Portisch played board one for Hungary at the inaugural World Team Championship, Lucerne 1985. He scored 5½/9 (+2−0=7), as Hungary won the team silver medals.

==Personal life==
Portisch is a devout Catholic.

== Notable games ==
- Portisch vs. László Szabó, Budapest 1958, Grunfeld Defence, Exchange Variation (D85), 1–0 The experienced Szabó, 20 years older, tries the unusual knight retreat to b6, perhaps hoping to confuse young Portisch, but it backfires.
- Portisch vs. Svetozar Gligorić, Madrid Zonal 1960, King's Indian Defence, Orthodox Variation (E99), 1–0 In a very heavily analyzed line, one of the veteran Gligoric's favourites, Portisch proves he has the knowledge to prevail.
- Portisch vs. Leonid Stein, Amsterdam Interzonal 1964, Benoni Defence (A56), 1–0 In what would turn out to be a vital game for eventual qualification, Portisch takes out the Soviet champion.
- Portisch vs. Tigran Petrosian, Moscow 1967, Slav Defence, Exchange Variation (D10), 1–0 Although not really considered a tactician, Portisch proves here in a quiet opening variation that not even the World Champion can be proof against his attacking skills.
- Bent Larsen vs. Portisch, Porec Candidates' match 1968, game 4, Queen's Gambit Declined, Orthodox Variation (D61), 0–1 Portisch takes up the often thankless defensive task, but grinds out a hard-fought win.
- Portisch vs. David Bronstein, Monte Carlo 1969, Queen's Gambit, Symmetrical Defence (D06), 1–0 Inventive Bronstein pushes the boundaries too far in this game, and pays the price.

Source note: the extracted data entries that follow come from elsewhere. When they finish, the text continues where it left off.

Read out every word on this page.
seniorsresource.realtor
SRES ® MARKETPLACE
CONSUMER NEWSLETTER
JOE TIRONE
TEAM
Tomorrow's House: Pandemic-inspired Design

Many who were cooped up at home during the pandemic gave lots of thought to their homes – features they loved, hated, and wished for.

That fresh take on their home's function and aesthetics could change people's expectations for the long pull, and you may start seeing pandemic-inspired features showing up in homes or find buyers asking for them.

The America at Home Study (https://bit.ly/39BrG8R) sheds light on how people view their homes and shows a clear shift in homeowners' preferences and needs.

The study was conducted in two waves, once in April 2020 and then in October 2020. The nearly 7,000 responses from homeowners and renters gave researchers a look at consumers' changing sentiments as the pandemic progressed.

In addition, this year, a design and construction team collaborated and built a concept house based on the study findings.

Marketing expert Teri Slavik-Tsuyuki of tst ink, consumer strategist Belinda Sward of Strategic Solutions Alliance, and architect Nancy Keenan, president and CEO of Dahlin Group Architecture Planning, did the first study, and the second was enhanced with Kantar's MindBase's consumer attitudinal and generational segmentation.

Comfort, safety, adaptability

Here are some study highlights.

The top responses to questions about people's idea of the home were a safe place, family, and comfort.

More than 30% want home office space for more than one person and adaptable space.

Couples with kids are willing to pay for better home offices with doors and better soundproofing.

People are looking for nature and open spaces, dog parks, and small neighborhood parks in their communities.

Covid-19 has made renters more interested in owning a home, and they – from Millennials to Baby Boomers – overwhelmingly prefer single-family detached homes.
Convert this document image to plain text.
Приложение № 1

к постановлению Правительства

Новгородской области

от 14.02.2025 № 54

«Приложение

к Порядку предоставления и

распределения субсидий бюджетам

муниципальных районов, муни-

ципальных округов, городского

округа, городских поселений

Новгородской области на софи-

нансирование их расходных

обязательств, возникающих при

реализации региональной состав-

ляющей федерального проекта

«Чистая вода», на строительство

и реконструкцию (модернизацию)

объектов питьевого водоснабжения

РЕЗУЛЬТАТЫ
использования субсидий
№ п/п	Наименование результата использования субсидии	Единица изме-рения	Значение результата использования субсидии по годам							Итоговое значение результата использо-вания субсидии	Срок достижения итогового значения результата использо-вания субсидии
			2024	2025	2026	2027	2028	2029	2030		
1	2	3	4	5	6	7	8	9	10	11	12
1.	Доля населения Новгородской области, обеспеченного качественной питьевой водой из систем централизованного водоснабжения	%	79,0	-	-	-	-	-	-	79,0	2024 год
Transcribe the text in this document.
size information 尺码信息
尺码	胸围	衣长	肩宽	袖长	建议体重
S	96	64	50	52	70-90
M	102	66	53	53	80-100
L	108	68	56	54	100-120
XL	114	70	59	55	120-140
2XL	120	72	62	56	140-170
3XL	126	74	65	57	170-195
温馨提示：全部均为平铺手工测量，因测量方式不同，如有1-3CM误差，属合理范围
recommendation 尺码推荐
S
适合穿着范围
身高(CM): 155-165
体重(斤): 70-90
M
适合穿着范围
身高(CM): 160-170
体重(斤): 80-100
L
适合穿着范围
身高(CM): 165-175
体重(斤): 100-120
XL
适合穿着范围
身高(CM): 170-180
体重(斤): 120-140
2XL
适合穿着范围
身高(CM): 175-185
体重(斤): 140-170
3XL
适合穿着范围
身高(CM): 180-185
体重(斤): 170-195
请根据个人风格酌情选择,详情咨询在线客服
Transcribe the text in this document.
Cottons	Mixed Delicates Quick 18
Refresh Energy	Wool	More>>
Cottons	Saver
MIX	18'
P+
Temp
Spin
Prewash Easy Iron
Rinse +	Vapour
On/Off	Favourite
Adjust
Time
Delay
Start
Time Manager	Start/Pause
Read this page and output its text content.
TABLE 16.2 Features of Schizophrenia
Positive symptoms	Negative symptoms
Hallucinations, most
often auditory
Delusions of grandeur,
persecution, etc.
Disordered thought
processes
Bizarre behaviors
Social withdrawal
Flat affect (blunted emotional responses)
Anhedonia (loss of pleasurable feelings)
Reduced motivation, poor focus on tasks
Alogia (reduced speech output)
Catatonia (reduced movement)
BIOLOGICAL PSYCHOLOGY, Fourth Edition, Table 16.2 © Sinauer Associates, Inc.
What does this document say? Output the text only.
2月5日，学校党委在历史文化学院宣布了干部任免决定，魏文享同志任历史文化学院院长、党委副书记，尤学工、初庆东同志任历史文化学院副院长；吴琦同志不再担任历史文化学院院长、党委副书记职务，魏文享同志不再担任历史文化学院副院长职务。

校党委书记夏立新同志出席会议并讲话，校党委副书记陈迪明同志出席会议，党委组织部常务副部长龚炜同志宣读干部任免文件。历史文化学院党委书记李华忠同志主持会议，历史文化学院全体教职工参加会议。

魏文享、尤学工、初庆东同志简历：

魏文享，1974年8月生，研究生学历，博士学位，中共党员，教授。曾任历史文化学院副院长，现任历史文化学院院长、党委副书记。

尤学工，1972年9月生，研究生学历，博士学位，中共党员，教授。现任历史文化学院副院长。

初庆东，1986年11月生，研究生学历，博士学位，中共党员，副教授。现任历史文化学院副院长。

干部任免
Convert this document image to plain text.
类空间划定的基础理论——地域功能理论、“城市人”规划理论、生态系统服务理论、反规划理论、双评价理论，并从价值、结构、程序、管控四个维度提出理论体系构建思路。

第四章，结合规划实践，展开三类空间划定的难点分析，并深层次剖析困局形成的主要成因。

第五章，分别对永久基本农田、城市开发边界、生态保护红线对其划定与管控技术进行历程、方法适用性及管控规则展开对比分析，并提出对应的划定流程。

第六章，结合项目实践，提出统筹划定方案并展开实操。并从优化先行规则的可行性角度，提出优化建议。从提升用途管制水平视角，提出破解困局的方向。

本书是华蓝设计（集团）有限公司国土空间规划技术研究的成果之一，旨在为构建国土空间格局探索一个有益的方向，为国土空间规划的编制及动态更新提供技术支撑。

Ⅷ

- Vasily Smyslov vs. Portisch, Portorož Candidates' Reserve match 1971, game 4, Sicilian Defence, Najdorf Variation (B92), 0–1 Ex-world champion Smyslov did not lose very often with the White pieces, but Portisch turns the trick here.
- Portisch vs. Anatoly Karpov, San Antonio 1972, Nimzo-Indian Defence, Rubinstein / Gligoric Variation (E55), 1–0 Karpov would ascend to the World Champion's throne less than three years later.
- Mikhail Tal vs. Portisch, Varese Candidates' Playoff 1976, Sicilian Defence, Najdorf Variation, Poisoned Pawn (B97), 0–1 Portisch had lost his match to Tal 11 years earlier, but gets his revenge here.
- Boris Spassky vs. Portisch, Mexico Candidates' match 1980, game 1, Sicilian Defence, Closed Variation (B25), 0–1 Another revenge tilt sees Portisch open the match by turning back one of Spassky's favourite systems.
- Anthony Miles vs. Portisch, Lucerne Olympiad 1982, Reti Opening / Tarrasch Defence (A04), 0–1 Miles wants to mix it up, but finds the veteran Portisch can answer blow for blow. Portisch had a massive career edge against Miles.
- Nigel Short vs. Portisch, Linares 1990, Ruy Lopez, Modern Steinitz Variation (C75), 0–1 Crafty win over the rising star Short, who is 28 years younger.